Palestine.
Alors que l’affaire Goldstone met à mal l’Autorité
palestinienne, le Hamas, lui, marque un point avec la
libération des prisonnières palestiniennes.
Le
Hamas, grand gagnant
En
concluant ce marché — une vidéo prouvant que le soldat
israélien Gilad Shalit est en vie contre la libération de 19
Palestiniennes —, le Hamas a marqué un point précieux face à
Israël et à ses rivaux de l’Autorité palestinienne. Depuis
la capture du soldat à la lisière de la bande de Gaza, en
juin 2006, c’est un des rares succès dont peut se prévaloir
le mouvement islamiste qui a évincé l’Autorité palestinienne
de ce territoire en juin 2007. Certes, le Hamas n’a réussi
ni à desserrer le blocus israélien imposé après ce coup de
force, ni à opposer une résistance sérieuse aux offensives
militaires israéliennes, ni à acquérir une légitimité
internationale, restant considéré comme « organisation
terroriste » par les Etats-Unis et l’Union européenne. Mais
il peut se targuer d’avoir permis à des Palestiniennes de
recouvrer la liberté sans la moindre contrepartie politique
et ce grâce à la lutte armée. « C’est évidemment un gain
important pour le Hamas. En fin de compte, il a pu obtenir
ces libérations contre rien. Ce n’est qu’une preuve que
Shalit est vivant que le Hamas a donnée. Ce n’est pas une
concession pour le mouvement, au contraire, c’est un point
positif. La preuve de vie du soldat israélien va servir son
ultime objectif, à savoir l’échange d’un nombre important de
prisonniers palestiniens contre la libération de Shalit. Ce
qui était l’objectif originel de la capture de ce dernier »,
estime le docteur Hicham Ahmad, professeur de sciences
politiques à l’Université du Caire.
En effet,
depuis sa capture en 2006, de nombreux doutes planaient sur
la mort de Shalit. Aujourd’hui, avec cette nouvelle preuve,
les négociations sur l’échange de prisonniers vont être
ranimées. Et le Hamas pourra obtenir de nouvelles
libérations et de nouveaux gains.
Sur le
plan des luttes internes également, le Hamas marque un
point. Avec ce marché, il gagne en popularité auprès de
l’opinion publique palestinienne. C’est le Hamas qui est
parvenu à obtenir cette libération, considérée comme une
concession israélienne et non l’Autorité palestinienne, qui,
de son côté, multiplie les concessions sans rien obtenir en
retour. Voilà ce que pensent aujourd’hui les Palestiniens.
Il est
vrai que dans le passé, Israël a relâché des prisonniers en
gage de bonne volonté envers l’Autorité palestinienne de
Mahmoud Abbass, son partenaire dans les négociations de paix.

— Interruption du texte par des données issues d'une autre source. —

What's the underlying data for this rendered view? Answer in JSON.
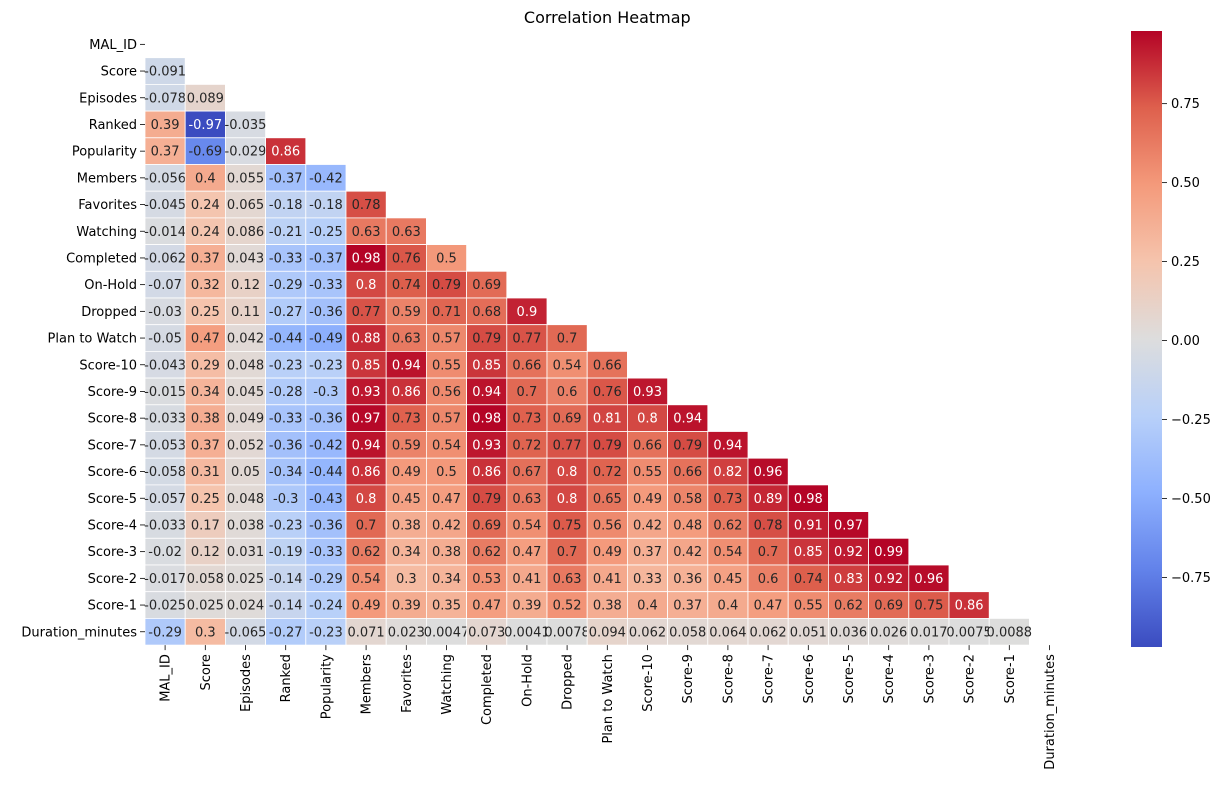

Mais cette fois-ci, les négociations se sont faites avec le
Hamas. C’est là le gain le plus important. Le mouvement
islamiste s’impose de facto ainsi comme un interlocuteur
incontournable, alors qu’Israël a jusque-là refusé toute
négociation avec lui.
Aussi, «
le Hamas veut se présenter avec une image de modéré, en
acceptant également le projet de réconciliation avec le
Fatah proposé par les Egyptiens. Il veut prouver qu’il ne
fait pas obstruction aux tentatives de réconciliation
nationale, alors que le Fatah, Israël et les Etats-Unis ont
toujours voulu véhiculer cette image », analyse le Dr Hicham
Ahmad.
Toute
une stratégie qui va bien au-delà de l’affaire des
prisonniers politiques. On se retrouve désormais en pleine
campagne préélectorale, en prévision des élections générales
de 2010. Le Hamas opte pour des concessions à moyen terme en
vue d’un objectif à plus long terme : évincer le président
Mahmoud Abbass lors des prochaines élections, ou au moins
garder un poids politique capital et influent.